Oireachtas Joint and Select Committees
Thursday, 18 June 2015
Committee of Inquiry into the Banking Crisis
Nexus Phase
Mr. John Moran:
If I was in front of the PAC, I would be able to say this is a policy matter, I don't have to describe the answers, right. You're essentially dealing with a rule and by applying it specifically to the banks, you can make it sound different than others. I think every person who runs a business, whether it's a small shopkeeper or a larger business, knows that they should pay tax when they make money, and the system for a long time has said that if you have a loss in one year and the following year you get some recovery of that, we don't charge you tax until such time as you've made back up your losses, right. And that applies to every business, whether it's a small shopkeeper, a plumber, or whoever else.
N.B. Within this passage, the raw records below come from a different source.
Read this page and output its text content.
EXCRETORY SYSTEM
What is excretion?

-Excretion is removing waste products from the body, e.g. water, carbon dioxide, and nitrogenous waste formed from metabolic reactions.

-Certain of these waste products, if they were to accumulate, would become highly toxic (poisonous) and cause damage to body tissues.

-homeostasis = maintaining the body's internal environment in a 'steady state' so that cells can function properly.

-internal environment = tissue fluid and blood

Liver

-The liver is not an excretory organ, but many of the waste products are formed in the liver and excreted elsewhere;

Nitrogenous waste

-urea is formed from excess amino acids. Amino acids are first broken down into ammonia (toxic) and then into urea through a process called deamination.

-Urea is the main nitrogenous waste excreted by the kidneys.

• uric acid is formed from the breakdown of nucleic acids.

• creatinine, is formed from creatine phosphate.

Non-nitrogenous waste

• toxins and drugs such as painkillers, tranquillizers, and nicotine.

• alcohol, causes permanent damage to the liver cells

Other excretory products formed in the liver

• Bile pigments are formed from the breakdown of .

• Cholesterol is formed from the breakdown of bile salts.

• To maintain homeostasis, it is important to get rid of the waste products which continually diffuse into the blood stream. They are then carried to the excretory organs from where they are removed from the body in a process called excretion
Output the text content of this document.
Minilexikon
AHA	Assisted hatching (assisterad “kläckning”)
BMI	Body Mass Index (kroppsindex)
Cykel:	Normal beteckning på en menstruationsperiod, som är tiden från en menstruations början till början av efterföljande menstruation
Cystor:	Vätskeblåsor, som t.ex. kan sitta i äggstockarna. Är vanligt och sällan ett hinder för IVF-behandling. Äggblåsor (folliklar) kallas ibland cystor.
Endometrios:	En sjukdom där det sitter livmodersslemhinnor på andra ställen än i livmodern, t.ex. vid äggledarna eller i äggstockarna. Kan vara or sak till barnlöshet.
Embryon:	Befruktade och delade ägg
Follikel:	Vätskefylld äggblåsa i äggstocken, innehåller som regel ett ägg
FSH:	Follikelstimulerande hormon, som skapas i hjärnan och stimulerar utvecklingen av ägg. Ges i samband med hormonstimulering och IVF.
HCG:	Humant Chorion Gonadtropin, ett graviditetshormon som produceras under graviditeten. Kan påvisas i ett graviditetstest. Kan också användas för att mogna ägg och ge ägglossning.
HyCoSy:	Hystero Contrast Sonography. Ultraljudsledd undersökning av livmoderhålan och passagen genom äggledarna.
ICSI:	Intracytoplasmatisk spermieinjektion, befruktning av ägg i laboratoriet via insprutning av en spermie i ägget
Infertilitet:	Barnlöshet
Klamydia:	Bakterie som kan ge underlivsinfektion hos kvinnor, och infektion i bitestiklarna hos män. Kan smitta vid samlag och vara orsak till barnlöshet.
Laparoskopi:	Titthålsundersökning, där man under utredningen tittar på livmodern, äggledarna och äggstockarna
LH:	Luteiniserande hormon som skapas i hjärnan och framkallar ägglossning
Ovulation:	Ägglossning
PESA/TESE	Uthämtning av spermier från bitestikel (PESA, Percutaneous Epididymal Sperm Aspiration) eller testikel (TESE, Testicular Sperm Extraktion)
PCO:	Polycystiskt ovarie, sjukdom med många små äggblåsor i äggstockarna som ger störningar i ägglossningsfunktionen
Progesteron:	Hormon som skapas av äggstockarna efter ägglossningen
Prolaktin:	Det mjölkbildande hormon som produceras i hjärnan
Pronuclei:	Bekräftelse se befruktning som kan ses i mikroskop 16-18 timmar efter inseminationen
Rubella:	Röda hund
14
If he makes ... if he loses money for two or three years, the recovery years are not going to be taxed, because they fill the hole of what he had already before, okay? And that's the rule that we're talking about here. Now, apply that to banks, it doesn't seem quite as fair, because the banks lost an awful lot of money and that means that in that recovery period, we may not be able to charge them tax, under the existing rules, until such time as they're kind of back to zero and making a real profit. But I didn't make the rules - they're the rules chosen. And that's what's actually happening there. What was a decision was that there would actually be a form of levy that would actually take some level of taxation from the sector, just to make sure.
Actually, frankly because it was never going to be paying an awful lot of tax for a long time. But, actually ironically, the DTA of which your talking about has perhaps saved the State, because if we get value for that, or some form of value for that from the capital calculations of the banks, right, then we may not have to put in more money into the banks than we actually owe, and yet meet the regulatory approval.